LE MYSTÈRE DES ARNOLFINI
Ou pourquoi l’histoire d’une banque peut être
le reflet condensé de la mégalomanie des banquiers,
de l’égoïsme des nations et des faiblesses de l’Europe
Le visiteur qui, à Londres, arpente la nouvelle aile de la National Gallery, construite il y a près de trente ans grâce à la générosité des Sainsbury, tombe invariablement en arrêt, dans l’une des premières salles, devant le portrait des époux Arnolfini, réalisé en 1434. Jan Van Eyck y représente un riche marchand toscan et sa jeune épouse. Ils sont campés dans une chambre à coucher, debout à côté d’un lit à baldaquin. Lui pose un regard de biais qui porte bien plus loin que la scène présente. Demain porte la certitude de richesses à venir. Il tient dans sa main la main de sa femme, paume ouverte. Elle regarde son époux et caresse de sa main libre son ventre épanoui par la promesse d’une future naissance.
Ce tableau fascine depuis six siècles. C’est l’un des premiers portraits non hagiographiques de la Renaissance flamande. La position des mains des deux époux a donné lieu à de nombreux commentaires. Mais, surtout, le chef-d’œuvre montre en son centre un petit miroir convexe qui reflète la totalité de la pièce, le dos des jeunes époux et même, au loin, Jan Van Eyck lui-même, se mettant en scène en train de peindre le tableau. Une partie qui reprend le tout. C’est l’un des plus fameux exemples de ce qu’on appelle la mise en abyme.
Ce que l’on sait moins, c’est que, dans les pays nordiques, ces miroirs avaient leur utilité : ils étaient souvent placés près d’une fenêtre pour éclairer une pièce trop sombre. On les appelait « miroirs de sorcière ». Ne renvoyaient-ils pas une image difforme des objets et des êtres ? On les soupçonnait de receler quelque mystère malfaisant. Certains les appelaient aussi « miroirs de banquier ». Car, en un coup d’œil, un homme d’argent pouvait embrasser l’ensemble d’une pièce et s’assurer que ses coffres gonflés de richesses n’étaient l’objet d’aucune convoitise.

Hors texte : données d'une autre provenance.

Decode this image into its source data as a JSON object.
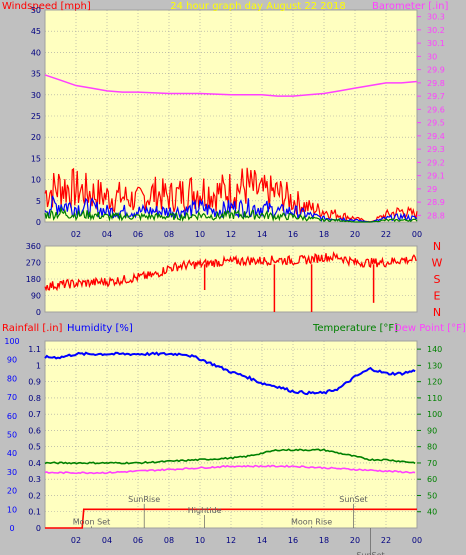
{
  "colors": {
    "background": "#c0c0c0",
    "plot_bg": "#ffffc0",
    "grid": "#a0a0a0",
    "wind_gust": "#ff0000",
    "wind_avg": "#0000ff",
    "wind_low": "#008000",
    "barometer": "#ff40ff",
    "direction": "#ff0000",
    "humidity": "#0000ff",
    "temperature": "#008000",
    "dewpoint": "#ff40ff",
    "rainfall": "#ff0000",
    "title": "#ffff00",
    "annotation": "#606060"
  },
  "chart_data": [
    {
      "type": "line",
      "title": "24 hour graph day August 22 2018",
      "left_label": "Windspeed [mph]",
      "right_label": "Barometer [.in]",
      "x_ticks": [
        "02",
        "04",
        "06",
        "08",
        "10",
        "12",
        "14",
        "16",
        "18",
        "20",
        "22",
        "00"
      ],
      "x_range": [
        0,
        24
      ],
      "y_left": {
        "range": [
          0,
          50
        ],
        "ticks": [
          "0",
          "5",
          "10",
          "15",
          "20",
          "25",
          "30",
          "35",
          "40",
          "45",
          "50"
        ]
      },
      "y_right": {
        "range": [
          28.75,
          30.35
        ],
        "ticks": [
          "28.8",
          "28.9",
          "29",
          "29.1",
          "29.2",
          "29.3",
          "29.4",
          "29.5",
          "29.6",
          "29.7",
          "29.8",
          "29.9",
          "30",
          "30.1",
          "30.2",
          "30.3"
        ]
      },
      "series": [
        {
          "role": "barometer",
          "axis": "right",
          "x": [
            0,
            1,
            2,
            3,
            4,
            5,
            6,
            8,
            10,
            12,
            14,
            15,
            16,
            17,
            18,
            19,
            20,
            21,
            22,
            23,
            24
          ],
          "y": [
            29.86,
            29.82,
            29.78,
            29.76,
            29.74,
            29.73,
            29.73,
            29.72,
            29.72,
            29.71,
            29.71,
            29.7,
            29.7,
            29.71,
            29.72,
            29.74,
            29.76,
            29.78,
            29.8,
            29.8,
            29.81
          ]
        },
        {
          "role": "wind_gust",
          "axis": "left",
          "x": [
            0,
            1,
            2,
            3,
            4,
            5,
            6,
            7,
            8,
            9,
            10,
            11,
            12,
            13,
            14,
            15,
            16,
            17,
            18,
            19,
            20,
            21,
            22,
            23,
            24
          ],
          "y": [
            8,
            10,
            9,
            8,
            7,
            7,
            6,
            8,
            7,
            8,
            9,
            8,
            9,
            10,
            8,
            8,
            6,
            4,
            3,
            2,
            1,
            0,
            2,
            3,
            2
          ]
        },
        {
          "role": "wind_avg",
          "axis": "left",
          "x": [
            0,
            1,
            2,
            3,
            4,
            5,
            6,
            7,
            8,
            9,
            10,
            11,
            12,
            13,
            14,
            15,
            16,
            17,
            18,
            19,
            20,
            21,
            22,
            23,
            24
          ],
          "y": [
            4,
            5,
            4,
            4,
            3,
            3,
            3,
            3,
            3,
            3,
            4,
            3,
            4,
            4,
            4,
            3,
            3,
            2,
            1,
            1,
            0.5,
            0,
            1,
            1.5,
            1
          ]
        },
        {
          "role": "wind_low",
          "axis": "left",
          "x": [
            0,
            1,
            2,
            3,
            4,
            5,
            6,
            7,
            8,
            9,
            10,
            11,
            12,
            13,
            14,
            15,
            16,
            17,
            18,
            19,
            20,
            21,
            22,
            23,
            24
          ],
          "y": [
            2,
            2.5,
            2,
            2,
            1.5,
            1.5,
            1.5,
            1.5,
            1.5,
            1.5,
            2,
            1.5,
            2,
            2,
            2,
            1.5,
            1.5,
            1,
            0.5,
            0.5,
            0,
            0,
            0.5,
            0.5,
            0.5
          ]
        }
      ]
    },
    {
      "type": "line",
      "right_label_letters": [
        "N",
        "W",
        "S",
        "E",
        "N"
      ],
      "x_range": [
        0,
        24
      ],
      "y_left": {
        "range": [
          0,
          360
        ],
        "ticks": [
          "0",
          "90",
          "180",
          "270",
          "360"
        ]
      },
      "series": [
        {
          "role": "direction",
          "x": [
            0,
            1,
            2,
            3,
            4,
            5,
            6,
            7,
            8,
            9,
            10,
            11,
            12,
            13,
            14,
            15,
            16,
            17,
            18,
            19,
            20,
            21,
            22,
            23,
            24
          ],
          "y": [
            140,
            150,
            155,
            160,
            165,
            175,
            190,
            200,
            240,
            255,
            260,
            270,
            275,
            280,
            280,
            285,
            280,
            285,
            300,
            300,
            270,
            270,
            270,
            285,
            285
          ]
        }
      ],
      "spikes": [
        {
          "x": 10.3,
          "y": 120
        },
        {
          "x": 14.8,
          "y": 0
        },
        {
          "x": 17.2,
          "y": 0
        },
        {
          "x": 21.2,
          "y": 50
        }
      ]
    },
    {
      "type": "line",
      "labels": {
        "rainfall": "Rainfall [.in]",
        "humidity": "Humidity [%]",
        "temperature": "Temperature [°F]",
        "dewpoint": "Dew Point [°F]"
      },
      "x_ticks": [
        "02",
        "04",
        "06",
        "08",
        "10",
        "12",
        "14",
        "16",
        "18",
        "20",
        "22",
        "00"
      ],
      "x_range": [
        0,
        24
      ],
      "y_rain": {
        "range": [
          0,
          100
        ],
        "ticks": [
          "0",
          "10",
          "20",
          "30",
          "40",
          "50",
          "60",
          "70",
          "80",
          "90",
          "100"
        ]
      },
      "y_humidity": {
        "range": [
          0,
          1.15
        ],
        "ticks": [
          "0",
          "0.1",
          "0.2",
          "0.3",
          "0.4",
          "0.5",
          "0.6",
          "0.7",
          "0.8",
          "0.9",
          "1",
          "1.1"
        ]
      },
      "y_temp": {
        "range": [
          30,
          145
        ],
        "ticks": [
          "40",
          "50",
          "60",
          "70",
          "80",
          "90",
          "100",
          "110",
          "120",
          "130",
          "140"
        ]
      },
      "series": [
        {
          "role": "humidity",
          "axis": "temp",
          "x": [
            0,
            1,
            2,
            4,
            6,
            8,
            9,
            10,
            11,
            12,
            13,
            14,
            15,
            16,
            17,
            18,
            19,
            20,
            21,
            22,
            23,
            24
          ],
          "y": [
            135,
            135,
            137,
            137,
            137,
            137,
            137,
            134,
            130,
            126,
            123,
            119,
            117,
            114,
            113,
            113,
            116,
            123,
            128,
            125,
            125,
            127
          ]
        },
        {
          "role": "temperature",
          "axis": "temp",
          "x": [
            0,
            2,
            4,
            6,
            8,
            10,
            12,
            13,
            14,
            15,
            16,
            17,
            18,
            19,
            20,
            21,
            22,
            23,
            24
          ],
          "y": [
            70,
            70,
            70,
            70,
            71,
            72,
            73,
            74,
            76,
            78,
            78,
            78,
            78,
            76,
            74,
            72,
            72,
            71,
            70
          ]
        },
        {
          "role": "dewpoint",
          "axis": "temp",
          "x": [
            0,
            2,
            4,
            6,
            8,
            10,
            12,
            14,
            16,
            18,
            20,
            22,
            24
          ],
          "y": [
            64,
            64,
            64,
            65,
            66,
            67,
            68,
            68,
            68,
            67,
            66,
            65,
            64
          ]
        },
        {
          "role": "rainfall",
          "axis": "rain",
          "x": [
            0,
            2.4,
            2.5,
            3,
            24
          ],
          "y": [
            0,
            0,
            10,
            10,
            10
          ]
        }
      ],
      "annotations": [
        {
          "text": "SunRise",
          "x": 6.4,
          "level": 14
        },
        {
          "text": "Hightide",
          "x": 10.3,
          "level": 8
        },
        {
          "text": "SunSet",
          "x": 19.9,
          "level": 14
        },
        {
          "text": "Moon Set",
          "x": 3.0,
          "level": 2
        },
        {
          "text": "Moon Rise",
          "x": 17.2,
          "level": 2
        },
        {
          "text": "SunSet",
          "x": 21.0,
          "level": -16
        }
      ]
    }
  ]
}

Le groupe Dexia, dont la chute menace les finances de la Belgique et de la France, est l’un de ces miroirs. Tout à la fois miroir de banquier, miroir aux maléfices et mise en abyme des impuissances de l’Europe. L’histoire du groupe permet en effet de toucher du doigt la fragilité existentielle de la zone euro, la folle stratégie des banques des années 2000, et les maléfices et les potions toxiques qui ont causé la mort d’un certain système.

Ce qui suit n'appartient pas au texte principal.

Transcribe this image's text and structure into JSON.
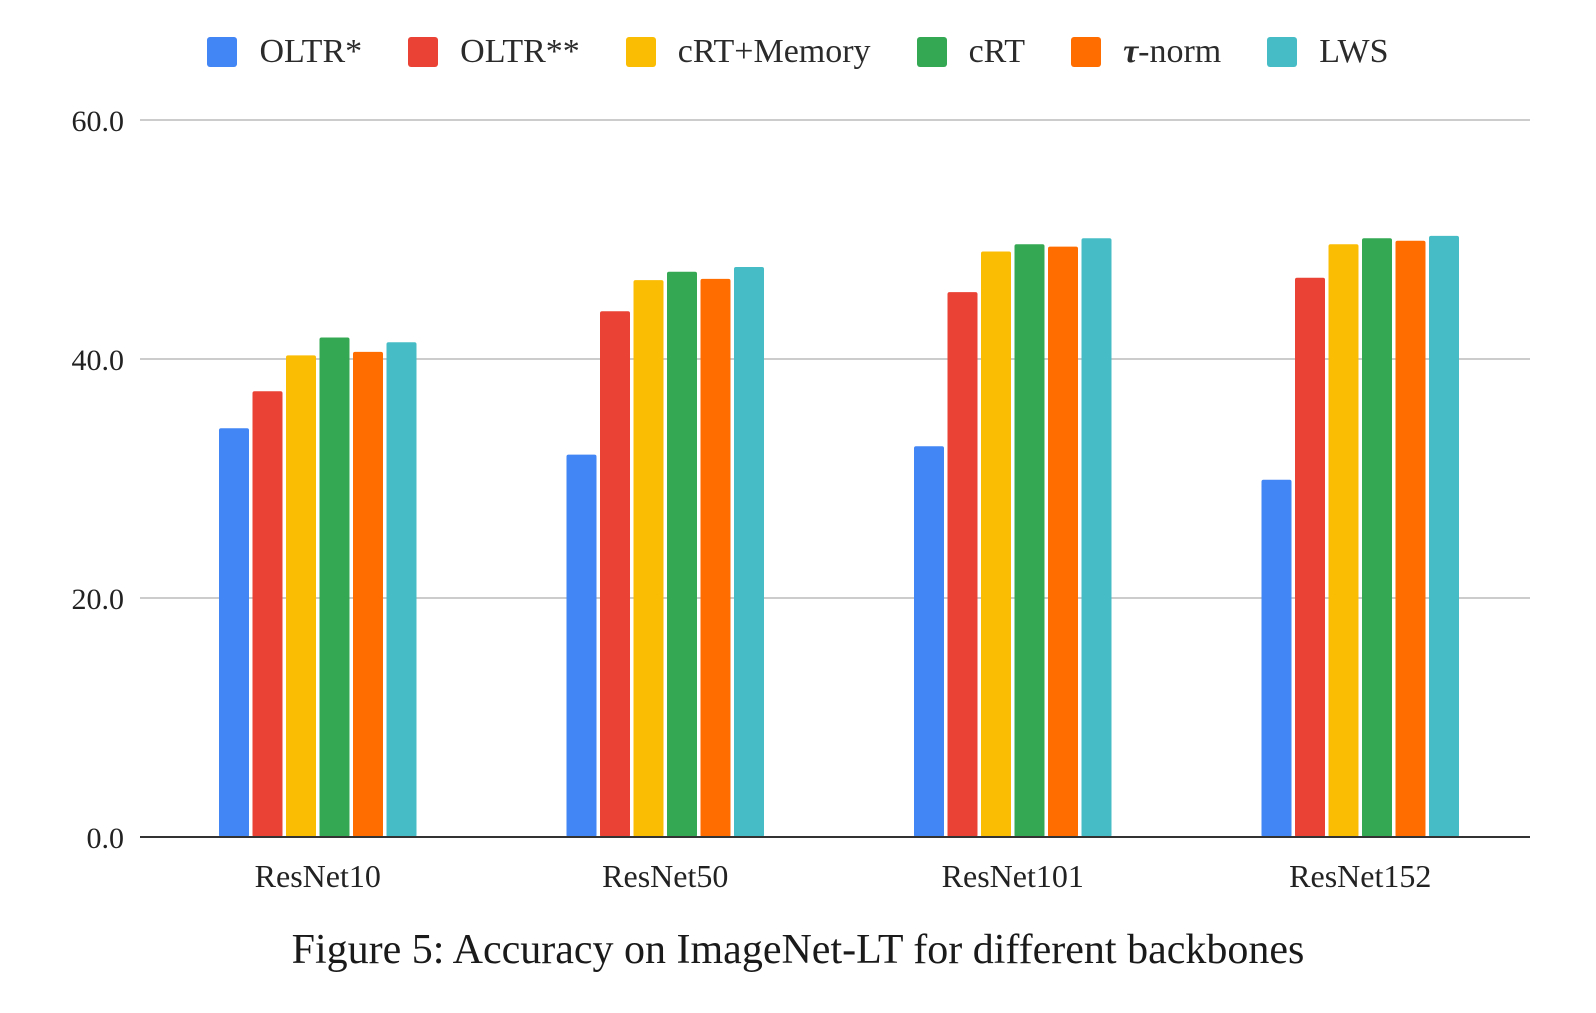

Pour celui qui veut peindre l’Europe financière des dix dernières années, Dexia en reflète, en miniature, les mythes, les erreurs et les maladies. On y voit en effet des banquiers mégalomanes, des nations obnubilées, parfois jusqu’à l’aveuglement, par la défense de leur intérêt national et une Europe génétiquement malade parce qu’elle n’a pas rassemblé tous les chromosomes nécessaires à l’élaboration d’un système financier sain et solide.